The architect of the system of Licence Raj was Jawaharlal Nehru, India's first prime minister.[4] Private players could manufacture goods only with official licences. The quantity of goods they were allowed to produce was determined by the licence regime, not by free-market demand.

The key characteristic of the Licence Raj is a Planning Commission that centrally administers the economy of the country. Like a command economy, India had five-year plans on the lines of the Five Year Plans in the former Soviet Union.

Before the process of reform began in 1991, the government attempted to close the Indian economy to the outside world. The Indian currency, the rupee, was inconvertible and high tariffs and import licensing prevented foreign goods reaching the market. India also operated a system of central planning for the economy, in which firms required licences to invest and develop. This bureaucracy often led to absurd restrictions: up to 80 agencies had to be satisfied before a firm could be granted a licence to produce, and, even then, the state would decide what was produced, how much, at what price and what sources of capital were used.

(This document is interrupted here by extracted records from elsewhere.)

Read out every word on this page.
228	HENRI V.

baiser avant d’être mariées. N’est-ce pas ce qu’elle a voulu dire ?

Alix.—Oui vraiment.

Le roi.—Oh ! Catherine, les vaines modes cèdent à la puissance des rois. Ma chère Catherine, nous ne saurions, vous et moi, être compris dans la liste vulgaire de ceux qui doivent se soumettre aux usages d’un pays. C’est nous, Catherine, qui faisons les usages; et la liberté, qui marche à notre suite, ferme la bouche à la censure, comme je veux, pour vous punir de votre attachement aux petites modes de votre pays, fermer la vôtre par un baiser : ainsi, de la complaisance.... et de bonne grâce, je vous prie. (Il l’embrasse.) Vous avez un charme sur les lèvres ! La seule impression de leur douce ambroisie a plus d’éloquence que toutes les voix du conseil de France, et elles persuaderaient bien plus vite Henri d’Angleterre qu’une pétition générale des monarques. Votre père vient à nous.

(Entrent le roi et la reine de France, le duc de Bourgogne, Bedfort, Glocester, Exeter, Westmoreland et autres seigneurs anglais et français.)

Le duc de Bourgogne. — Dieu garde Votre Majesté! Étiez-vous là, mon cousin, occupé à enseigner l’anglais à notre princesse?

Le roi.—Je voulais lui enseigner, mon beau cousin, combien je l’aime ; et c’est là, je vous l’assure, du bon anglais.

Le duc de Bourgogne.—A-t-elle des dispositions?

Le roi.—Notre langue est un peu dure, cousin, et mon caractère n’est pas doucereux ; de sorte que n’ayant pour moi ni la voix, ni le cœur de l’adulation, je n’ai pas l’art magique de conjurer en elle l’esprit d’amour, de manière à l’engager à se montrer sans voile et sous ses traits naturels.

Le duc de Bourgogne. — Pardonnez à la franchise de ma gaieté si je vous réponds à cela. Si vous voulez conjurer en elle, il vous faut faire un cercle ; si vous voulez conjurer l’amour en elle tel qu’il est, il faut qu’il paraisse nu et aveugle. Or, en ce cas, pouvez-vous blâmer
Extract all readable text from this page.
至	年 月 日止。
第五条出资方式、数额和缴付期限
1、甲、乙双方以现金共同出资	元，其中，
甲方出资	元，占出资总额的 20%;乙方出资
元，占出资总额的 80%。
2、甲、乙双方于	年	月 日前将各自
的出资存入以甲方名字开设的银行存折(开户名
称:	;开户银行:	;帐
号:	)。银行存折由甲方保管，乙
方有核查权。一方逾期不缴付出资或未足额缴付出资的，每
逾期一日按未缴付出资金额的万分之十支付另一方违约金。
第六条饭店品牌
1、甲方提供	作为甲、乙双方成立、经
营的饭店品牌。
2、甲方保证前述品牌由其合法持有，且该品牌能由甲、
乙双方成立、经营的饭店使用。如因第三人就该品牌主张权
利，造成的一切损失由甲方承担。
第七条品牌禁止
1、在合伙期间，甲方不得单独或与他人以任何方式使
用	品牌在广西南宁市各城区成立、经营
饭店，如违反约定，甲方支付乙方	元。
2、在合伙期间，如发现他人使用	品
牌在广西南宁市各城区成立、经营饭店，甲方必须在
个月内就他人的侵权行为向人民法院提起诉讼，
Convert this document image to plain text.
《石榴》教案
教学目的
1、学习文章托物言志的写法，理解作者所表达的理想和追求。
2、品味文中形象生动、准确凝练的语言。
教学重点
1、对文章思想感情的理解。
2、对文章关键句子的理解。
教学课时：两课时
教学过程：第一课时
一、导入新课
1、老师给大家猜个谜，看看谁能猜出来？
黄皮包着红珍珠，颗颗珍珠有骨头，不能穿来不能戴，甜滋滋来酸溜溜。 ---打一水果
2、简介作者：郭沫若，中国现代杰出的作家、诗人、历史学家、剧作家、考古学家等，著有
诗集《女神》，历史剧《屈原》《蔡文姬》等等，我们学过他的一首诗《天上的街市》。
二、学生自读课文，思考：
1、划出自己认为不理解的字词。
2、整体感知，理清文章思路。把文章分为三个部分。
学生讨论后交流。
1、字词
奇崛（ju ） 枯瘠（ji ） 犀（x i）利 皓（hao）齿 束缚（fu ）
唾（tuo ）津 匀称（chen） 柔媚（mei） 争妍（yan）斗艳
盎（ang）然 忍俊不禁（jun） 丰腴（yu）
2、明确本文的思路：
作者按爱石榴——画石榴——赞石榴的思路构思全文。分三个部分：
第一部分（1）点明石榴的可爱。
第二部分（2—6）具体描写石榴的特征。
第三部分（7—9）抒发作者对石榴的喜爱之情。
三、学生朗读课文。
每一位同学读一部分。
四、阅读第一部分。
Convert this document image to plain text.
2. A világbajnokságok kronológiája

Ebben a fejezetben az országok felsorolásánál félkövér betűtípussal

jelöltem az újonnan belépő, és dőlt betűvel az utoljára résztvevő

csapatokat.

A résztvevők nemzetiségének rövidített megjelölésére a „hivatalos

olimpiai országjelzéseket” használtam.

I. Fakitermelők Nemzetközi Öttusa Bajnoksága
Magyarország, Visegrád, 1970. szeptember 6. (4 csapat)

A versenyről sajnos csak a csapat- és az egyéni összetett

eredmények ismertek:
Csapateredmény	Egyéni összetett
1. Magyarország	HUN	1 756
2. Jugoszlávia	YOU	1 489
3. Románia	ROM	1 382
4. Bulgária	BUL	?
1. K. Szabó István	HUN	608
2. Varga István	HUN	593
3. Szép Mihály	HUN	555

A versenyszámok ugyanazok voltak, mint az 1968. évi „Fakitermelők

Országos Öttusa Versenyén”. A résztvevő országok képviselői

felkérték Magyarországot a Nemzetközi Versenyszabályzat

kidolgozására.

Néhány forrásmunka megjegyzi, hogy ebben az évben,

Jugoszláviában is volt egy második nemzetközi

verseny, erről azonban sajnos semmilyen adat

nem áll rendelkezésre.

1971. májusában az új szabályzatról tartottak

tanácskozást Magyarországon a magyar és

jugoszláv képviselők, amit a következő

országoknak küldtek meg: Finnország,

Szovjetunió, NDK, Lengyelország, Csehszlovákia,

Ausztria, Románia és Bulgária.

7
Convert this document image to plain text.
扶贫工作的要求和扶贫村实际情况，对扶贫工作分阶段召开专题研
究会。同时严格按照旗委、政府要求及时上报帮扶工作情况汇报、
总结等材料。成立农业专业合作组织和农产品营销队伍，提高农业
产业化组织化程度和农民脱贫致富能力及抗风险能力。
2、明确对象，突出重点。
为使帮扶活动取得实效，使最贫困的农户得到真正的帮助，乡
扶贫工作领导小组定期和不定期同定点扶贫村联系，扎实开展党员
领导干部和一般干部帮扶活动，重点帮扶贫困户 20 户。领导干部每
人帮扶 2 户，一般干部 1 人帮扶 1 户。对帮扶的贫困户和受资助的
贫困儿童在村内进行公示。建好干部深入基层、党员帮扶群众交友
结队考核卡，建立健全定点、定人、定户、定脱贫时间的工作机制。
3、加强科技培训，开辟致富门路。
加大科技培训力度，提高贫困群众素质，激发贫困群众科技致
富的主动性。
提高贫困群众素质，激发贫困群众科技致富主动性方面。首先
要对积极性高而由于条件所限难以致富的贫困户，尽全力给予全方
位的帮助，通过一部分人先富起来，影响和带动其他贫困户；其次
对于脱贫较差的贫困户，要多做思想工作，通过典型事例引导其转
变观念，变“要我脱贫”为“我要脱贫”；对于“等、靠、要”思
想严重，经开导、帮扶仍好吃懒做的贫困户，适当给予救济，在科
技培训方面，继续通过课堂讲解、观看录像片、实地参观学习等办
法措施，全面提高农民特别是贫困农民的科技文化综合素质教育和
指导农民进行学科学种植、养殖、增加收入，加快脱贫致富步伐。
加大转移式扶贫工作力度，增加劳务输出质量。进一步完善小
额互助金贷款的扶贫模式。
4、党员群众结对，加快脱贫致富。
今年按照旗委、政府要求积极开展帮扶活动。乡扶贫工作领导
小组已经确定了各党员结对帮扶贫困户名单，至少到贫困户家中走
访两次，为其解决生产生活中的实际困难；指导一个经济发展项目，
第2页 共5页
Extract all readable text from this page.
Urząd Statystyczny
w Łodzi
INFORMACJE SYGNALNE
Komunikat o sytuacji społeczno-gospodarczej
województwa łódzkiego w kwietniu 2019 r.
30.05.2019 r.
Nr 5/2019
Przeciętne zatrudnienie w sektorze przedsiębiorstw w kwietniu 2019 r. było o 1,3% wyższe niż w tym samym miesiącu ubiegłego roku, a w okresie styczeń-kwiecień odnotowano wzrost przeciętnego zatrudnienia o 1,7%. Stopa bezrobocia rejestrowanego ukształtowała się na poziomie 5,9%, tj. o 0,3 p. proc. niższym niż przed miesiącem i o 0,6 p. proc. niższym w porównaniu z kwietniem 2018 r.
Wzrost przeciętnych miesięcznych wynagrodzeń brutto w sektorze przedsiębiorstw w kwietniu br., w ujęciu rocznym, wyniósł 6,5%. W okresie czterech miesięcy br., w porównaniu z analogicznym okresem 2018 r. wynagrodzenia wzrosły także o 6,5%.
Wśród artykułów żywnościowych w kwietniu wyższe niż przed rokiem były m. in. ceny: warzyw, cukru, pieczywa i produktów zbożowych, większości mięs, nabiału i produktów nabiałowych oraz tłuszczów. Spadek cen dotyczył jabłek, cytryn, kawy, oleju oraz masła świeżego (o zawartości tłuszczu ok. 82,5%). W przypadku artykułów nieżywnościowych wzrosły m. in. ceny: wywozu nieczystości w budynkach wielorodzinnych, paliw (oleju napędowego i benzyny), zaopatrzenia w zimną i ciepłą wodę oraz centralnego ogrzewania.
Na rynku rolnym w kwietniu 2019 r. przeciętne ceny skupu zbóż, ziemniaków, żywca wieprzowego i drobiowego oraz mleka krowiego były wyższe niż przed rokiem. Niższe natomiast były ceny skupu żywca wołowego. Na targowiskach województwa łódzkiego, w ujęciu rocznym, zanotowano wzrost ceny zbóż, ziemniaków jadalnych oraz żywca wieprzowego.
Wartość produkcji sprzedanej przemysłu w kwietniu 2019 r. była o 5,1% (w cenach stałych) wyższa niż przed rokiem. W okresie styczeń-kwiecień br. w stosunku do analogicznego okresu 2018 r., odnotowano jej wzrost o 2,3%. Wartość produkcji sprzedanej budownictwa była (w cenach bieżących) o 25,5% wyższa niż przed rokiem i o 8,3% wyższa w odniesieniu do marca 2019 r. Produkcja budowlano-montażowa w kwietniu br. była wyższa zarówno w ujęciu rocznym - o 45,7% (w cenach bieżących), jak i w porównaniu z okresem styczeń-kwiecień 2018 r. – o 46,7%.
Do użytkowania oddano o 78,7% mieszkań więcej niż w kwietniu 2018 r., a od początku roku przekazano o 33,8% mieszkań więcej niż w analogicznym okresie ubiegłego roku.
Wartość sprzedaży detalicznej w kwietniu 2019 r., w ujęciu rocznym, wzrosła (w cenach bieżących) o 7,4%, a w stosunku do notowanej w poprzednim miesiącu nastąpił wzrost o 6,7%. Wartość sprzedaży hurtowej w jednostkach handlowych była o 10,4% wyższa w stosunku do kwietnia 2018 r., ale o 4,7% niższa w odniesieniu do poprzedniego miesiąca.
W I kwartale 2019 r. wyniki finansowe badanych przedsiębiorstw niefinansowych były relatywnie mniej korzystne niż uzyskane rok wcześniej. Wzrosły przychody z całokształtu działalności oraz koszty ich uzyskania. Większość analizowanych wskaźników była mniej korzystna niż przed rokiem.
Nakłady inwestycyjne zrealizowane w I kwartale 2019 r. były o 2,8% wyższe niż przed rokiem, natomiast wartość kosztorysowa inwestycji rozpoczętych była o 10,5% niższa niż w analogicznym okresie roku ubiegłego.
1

The government also prevented firms from laying off workers or closing factories. The central pillar of the policy was import substitution industrialization, the belief that countries like India needed to rely on internal markets for development, not international trade, a belief generated by a mixture of socialism and the experience of colonial exploitation. Planning and the state, rather than markets, would determine how much investment was needed in which sectors.

Consequences[edit]

India had started out in the 1950s with:[5]

  • high growth rates
  • openness to trade and investment
  • a promotional state
  • social expenditure awareness
  • macro stability

However, by the 1980s, the country was left with:[5]

  • low growth rates
  • closure to trade and investment
  • a licence-obsessed, restrictive state
  • inability to sustain social expenditures
  • macro instability, indeed crisis

Current status[edit]

The Licence Raj system was in place for four decades. The government of India initiated a liberalisation policy under P.V.Narasimha Rao.[6] Narasimha Rao also had the responsibility of industries minister; he is directly responsible for dismantling the Licence Raj.

Liberalisation resulted in substantial growth in the Indian economy, which continues today.[7] The Licence Raj is considered to have been significantly reduced in 1991 when India had only two weeks of dollars left: "In return for an IMF bailout, Gold bullion was transferred to London as collateral, the Rupee devalued and economic reforms were forced upon India."[8] The federal government, with Dr Manmohan Singh as finance minister, reduced licensing regulations; lowered tariffs, duties and taxes; and opened up to international trade and investment.[8]

The reform policies introduced after 1991 removed many of these restrictions. Industrial licensing was abolished for almost all product categories but alcohol, tobacco, hazardous chemicals, industrial explosives, electronics, aerospace and pharmaceuticals.

On 6 August 2014 the Indian Parliament raised the limit on foreign direct investment in the defense sector to 49%[9] and removed the limit for certain classes of infrastructure projects: high speed railways, including construction, operation and maintenance of high-speed train projects;[10] suburban corridor projects through PPP; dedicated freight lines; rolling stock including train sets; locomotives manufacturing and maintenance facilities; railway electrification and signalling systems; freight terminals and passenger terminals; infrastructure in industrial park pertaining to railway line, and mass rapid transport systems.